In sintesi: dal 28 settembre 2024, con il cosiddetto correttivo-ter (D.Lgs. 136/2024), l’imprenditore in difficoltà può proporre alle Agenzie fiscali il pagamento parziale o dilazionato dei debiti tributari già dentro la composizione negoziata della crisi. Restano però esclusi i contributi previdenziali (INPS) e le risorse proprie dell’Unione europea. E soprattutto: nella negoziata non esiste il cram down, cioè non puoi imporre l’accordo ai creditori che dicono di no. Se ti serve quello, l’analisi va spostata su accordo di ristrutturazione o concordato.

La situazione: un’impresa sana che soffoca sotto il fisco

Il caso tipico non è l’azienda decotta.
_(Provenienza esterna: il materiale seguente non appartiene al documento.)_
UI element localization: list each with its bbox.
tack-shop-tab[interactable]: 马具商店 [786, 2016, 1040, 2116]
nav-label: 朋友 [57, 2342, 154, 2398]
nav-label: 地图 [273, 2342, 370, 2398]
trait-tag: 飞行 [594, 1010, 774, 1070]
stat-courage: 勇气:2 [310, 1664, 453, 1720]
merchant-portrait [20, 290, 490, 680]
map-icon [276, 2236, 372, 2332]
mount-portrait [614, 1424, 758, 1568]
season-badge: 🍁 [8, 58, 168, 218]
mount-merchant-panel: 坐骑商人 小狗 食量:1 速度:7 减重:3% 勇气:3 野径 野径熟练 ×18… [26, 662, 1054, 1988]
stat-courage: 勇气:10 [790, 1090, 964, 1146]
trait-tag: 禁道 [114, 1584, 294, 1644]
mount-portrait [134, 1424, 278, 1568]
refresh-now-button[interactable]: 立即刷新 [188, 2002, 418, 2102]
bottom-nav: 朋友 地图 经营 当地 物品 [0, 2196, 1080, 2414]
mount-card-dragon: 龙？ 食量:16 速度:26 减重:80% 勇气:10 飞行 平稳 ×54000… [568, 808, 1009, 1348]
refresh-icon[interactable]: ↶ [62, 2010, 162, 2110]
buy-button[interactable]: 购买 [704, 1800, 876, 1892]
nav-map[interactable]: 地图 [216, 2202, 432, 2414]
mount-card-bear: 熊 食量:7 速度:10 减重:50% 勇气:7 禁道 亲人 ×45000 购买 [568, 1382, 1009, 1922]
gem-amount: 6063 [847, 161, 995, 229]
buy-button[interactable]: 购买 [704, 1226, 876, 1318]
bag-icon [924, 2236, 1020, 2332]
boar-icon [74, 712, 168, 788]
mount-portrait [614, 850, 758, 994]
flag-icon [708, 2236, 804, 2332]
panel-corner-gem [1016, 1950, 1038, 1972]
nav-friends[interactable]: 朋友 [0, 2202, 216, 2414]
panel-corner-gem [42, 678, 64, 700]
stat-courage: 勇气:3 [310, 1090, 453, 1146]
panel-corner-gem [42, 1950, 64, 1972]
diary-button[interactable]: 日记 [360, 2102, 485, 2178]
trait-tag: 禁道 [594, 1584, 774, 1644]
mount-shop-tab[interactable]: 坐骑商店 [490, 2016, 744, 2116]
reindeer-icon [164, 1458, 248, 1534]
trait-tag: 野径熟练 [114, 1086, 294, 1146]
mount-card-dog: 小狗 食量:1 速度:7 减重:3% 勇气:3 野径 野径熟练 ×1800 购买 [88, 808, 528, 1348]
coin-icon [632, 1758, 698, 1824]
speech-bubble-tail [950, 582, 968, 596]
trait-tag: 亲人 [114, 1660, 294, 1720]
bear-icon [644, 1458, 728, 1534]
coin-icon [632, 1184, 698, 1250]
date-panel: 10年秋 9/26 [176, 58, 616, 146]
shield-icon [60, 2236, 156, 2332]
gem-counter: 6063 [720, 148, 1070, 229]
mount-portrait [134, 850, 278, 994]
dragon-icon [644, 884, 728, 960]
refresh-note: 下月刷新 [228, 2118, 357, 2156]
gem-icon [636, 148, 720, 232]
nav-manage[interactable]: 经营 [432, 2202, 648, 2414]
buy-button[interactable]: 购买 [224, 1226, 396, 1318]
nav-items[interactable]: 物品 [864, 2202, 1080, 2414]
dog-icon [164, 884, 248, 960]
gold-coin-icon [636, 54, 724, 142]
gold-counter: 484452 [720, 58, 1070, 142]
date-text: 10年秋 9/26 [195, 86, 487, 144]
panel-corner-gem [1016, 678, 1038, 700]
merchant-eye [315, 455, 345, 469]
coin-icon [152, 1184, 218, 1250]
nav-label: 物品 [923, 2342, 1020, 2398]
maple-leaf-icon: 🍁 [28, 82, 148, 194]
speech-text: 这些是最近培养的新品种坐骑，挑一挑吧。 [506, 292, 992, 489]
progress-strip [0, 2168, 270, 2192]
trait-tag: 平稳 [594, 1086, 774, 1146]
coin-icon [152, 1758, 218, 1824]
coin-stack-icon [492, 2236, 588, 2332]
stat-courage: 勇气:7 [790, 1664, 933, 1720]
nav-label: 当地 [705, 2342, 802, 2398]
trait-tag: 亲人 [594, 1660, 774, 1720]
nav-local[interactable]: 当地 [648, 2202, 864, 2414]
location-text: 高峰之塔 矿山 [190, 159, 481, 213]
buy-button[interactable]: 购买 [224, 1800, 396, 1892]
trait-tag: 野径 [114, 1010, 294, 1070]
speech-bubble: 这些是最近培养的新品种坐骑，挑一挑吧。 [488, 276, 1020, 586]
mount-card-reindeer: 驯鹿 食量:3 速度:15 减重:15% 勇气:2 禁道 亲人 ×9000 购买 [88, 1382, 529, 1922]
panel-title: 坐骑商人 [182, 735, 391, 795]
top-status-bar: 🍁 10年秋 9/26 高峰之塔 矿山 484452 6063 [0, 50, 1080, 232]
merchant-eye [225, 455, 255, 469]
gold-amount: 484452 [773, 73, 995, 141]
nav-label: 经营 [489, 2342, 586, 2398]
È l’impresa che fattura, ha clienti e un’attività con un futuro, ma che ha accumulato un arretrato verso l’Agenzia delle Entrate-Riscossione: IVA non versata in un anno difficile, ritenute, sanzioni e interessi che hanno raddoppiato il debito originario. La cassa basta a pagare fornitori e stipendi, ma non a chiudere le cartelle.

Per anni questi imprenditori si sono trovati davanti a un bivio scomodo: la rateizzazione ordinaria (che dilaziona ma non riduce il debito) oppure procedure concorsuali più pesanti per poter trattare uno stralcio. La composizione negoziata, nata come percorso volontario e riservato, aveva un limite preciso: non permetteva di toccare i debiti fiscali. È esattamente questo punto a essere cambiato.

Cosa è cambiato con il correttivo-ter

La composizione negoziata della crisi (artt. 12 e seguenti del Codice della crisi, D.Lgs. 14/2019) è un percorso volontario e riservato, assistito da un esperto indipendente, pensato per imprese in difficoltà ma ancora risanabili. Il suo punto debole storico era l’impossibilità di incidere sui tributi.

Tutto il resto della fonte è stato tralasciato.